= United Nations Youth and Students Association of Austria =

Logo
Basic Data
| Founded: | 22. Jänner 1991 |
| Founded in: | Vienna |
| President: | Michael F. Pfeifer |
| Vice-President: | vacant |
| Members: | approx. 32700 (as of: January 2023) |
| Website: | www.afa.at |

The Academic Forum for Foreign Affairs (AFA) was founded on January 22, 1991, and is the Austrian non-partisan network for young people interested in international issues. AFA is founding member of the United Nations Youth Associations Network (UNYANET).

AFA has about 32700 members in Austria and all over the world. Membership is open to anyone interested below the age of 30. All activities of AFA are organized by active members on a voluntary basis. The range of activities are lectures, discussions, trainings, debates and Model United Nations, all about international relations, foreign policy or about the United Nations.

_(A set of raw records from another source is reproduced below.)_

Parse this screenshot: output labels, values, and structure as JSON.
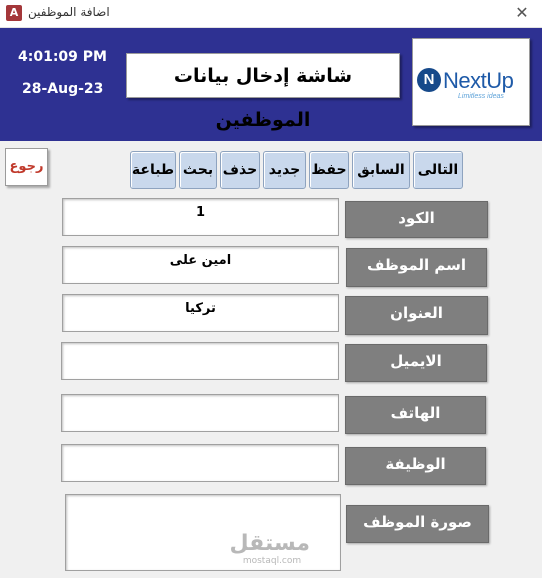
{
  "window": {
    "title": "اضافة الموظفين",
    "app_icon": "A",
    "close_glyph": "✕"
  },
  "header": {
    "time": "4:01:09 PM",
    "date": "28-Aug-23",
    "title": "شاشة إدخال بيانات الموظفين",
    "logo": {
      "mark": "N",
      "name": "NextUp",
      "tagline": "Limitless ideas"
    },
    "background_color": "#2e3192"
  },
  "toolbar": {
    "next": "التالى",
    "previous": "السابق",
    "save": "حفظ",
    "new": "جديد",
    "delete": "حذف",
    "search": "بحث",
    "print": "طباعة",
    "back": "رجوع"
  },
  "form": {
    "code": {
      "label": "الكود",
      "value": "1"
    },
    "name": {
      "label": "اسم الموظف",
      "value": "امين على"
    },
    "address": {
      "label": "العنوان",
      "value": "تركيا"
    },
    "email": {
      "label": "الايميل",
      "value": ""
    },
    "phone": {
      "label": "الهاتف",
      "value": ""
    },
    "job": {
      "label": "الوظيفة",
      "value": ""
    },
    "photo": {
      "label": "صورة الموظف"
    }
  },
  "watermark": {
    "arabic": "مستقل",
    "latin": "mostaql.com"
  }
}
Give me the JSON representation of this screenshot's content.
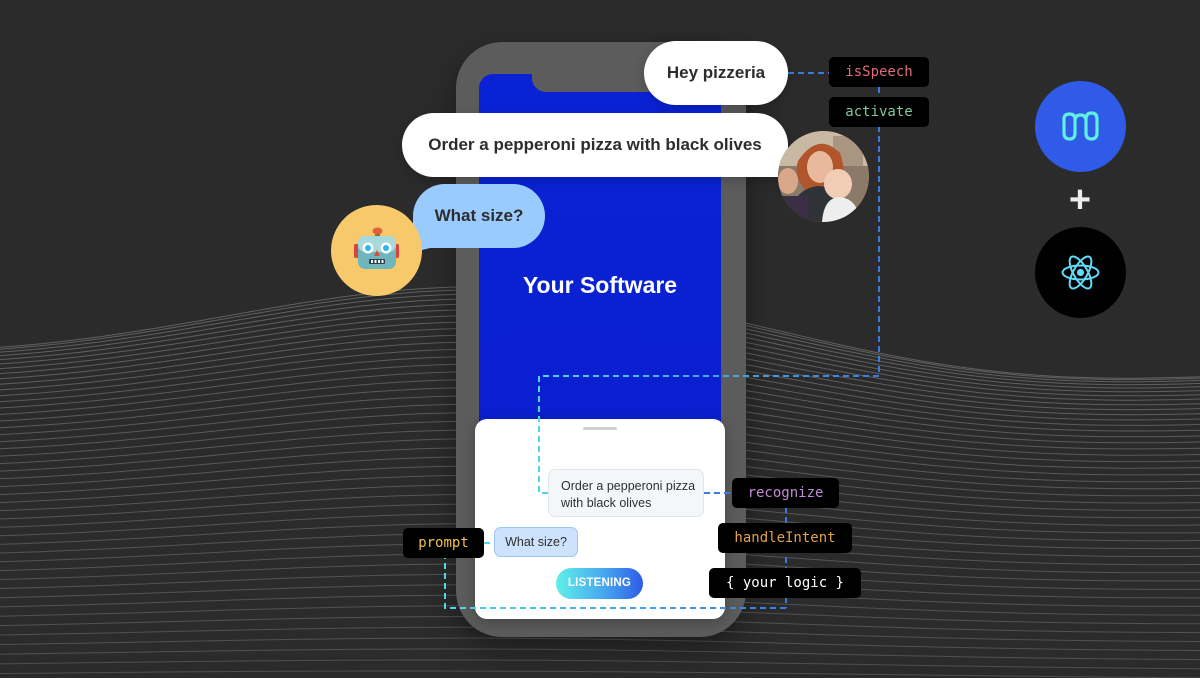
{
  "colors": {
    "background": "#2b2b2b",
    "phone_frame": "#5c5c5c",
    "screen": "#0a22d6",
    "bubble_user": "#ffffff",
    "bubble_bot": "#9acbff",
    "robot_avatar": "#f7c96a",
    "tag_bg": "#000000",
    "isSpeech": "#e06c75",
    "activate": "#7fc99a",
    "recognize": "#c38ad6",
    "handleIntent": "#e3a24a",
    "prompt": "#f0c04a",
    "your_logic": "#ffffff",
    "connector_blue": "#3a7be0",
    "connector_cyan": "#4fd7e8",
    "brand_logo": "#2f5be8",
    "react_logo_bg": "#000000",
    "react_atom": "#61dafb"
  },
  "conversation": {
    "wake_phrase": "Hey pizzeria",
    "user_request": "Order a pepperoni pizza with black olives",
    "bot_question": "What size?"
  },
  "phone": {
    "screen_title": "Your Software",
    "assistant_panel": {
      "user_message_line1": "Order a pepperoni pizza",
      "user_message_line2": "with black olives",
      "bot_message": "What size?",
      "listening_button": "LISTENING"
    }
  },
  "code_tags": {
    "isSpeech": "isSpeech",
    "activate": "activate",
    "recognize": "recognize",
    "handleIntent": "handleIntent",
    "your_logic": "{ your logic }",
    "prompt": "prompt"
  },
  "avatars": {
    "bot": "robot-icon",
    "user": "user-photo"
  },
  "logos": {
    "first": "voice-platform-logo",
    "separator": "+",
    "second": "react-logo"
  }
}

Prominent former active members of AFA or its predecessor the "Academic Union for Foreign Affairs" (AVA) are e.g. Ewald Nowotny.

== VIMUN ==
The biggest and most prestigious event organized by AFA was the Vienna International Model United Nations (VIMUN) during the years 1995 and 2019. This international UN simulation conference was at that time the only one of its kind in Austria. Although with up to 250 participants from around 40 different nations VIMUN was not one of the largest Model United Nations worldwide, it was the only one where the entire conference was taking place at offices of the UN. At the conference, various UN committees such as the Security Council, the Human Rights Council (HRC), the United Nations Office on Drugs and Crime (UNODC), the United Nations Industrial Development Organization (UNIDO), or the International Atomic Energy Agency (IAEA) were simulated very authentically, using the actual rules of procedure of the UN. Each participant represented one country with the aim of asserting its national interests in the committee. Besides extensive negotiations over the period of four days, different social programs were offered every day. Social programs may vary from a dinner at a typical Austrian “Heurigen”, a reception at the city hall of Vienna hosted by the mayor of Vienna or a clubbing at a fashionable disco in Vienna.

== Global View ==
The Global View Magazine was a project, published by AFA and was a discussion platform for everyone interested in international relations, foreign policy and the United Nations. It was published four times a year and contains articles in German and English language, written by experts as well as by young graduates and students.

== Special Projects of AFA ==
=== Debattierclub (DC) ===
In 2004 AFA held its first debate club, one of the earliest in Austria. Since then debate clubs have been founded in several Austrian cities, and the AFA Debattierclub in Vienna was one of the two largest in the country (together with Debattierklub Wien.) 2012 it hosted the German Debating Championships.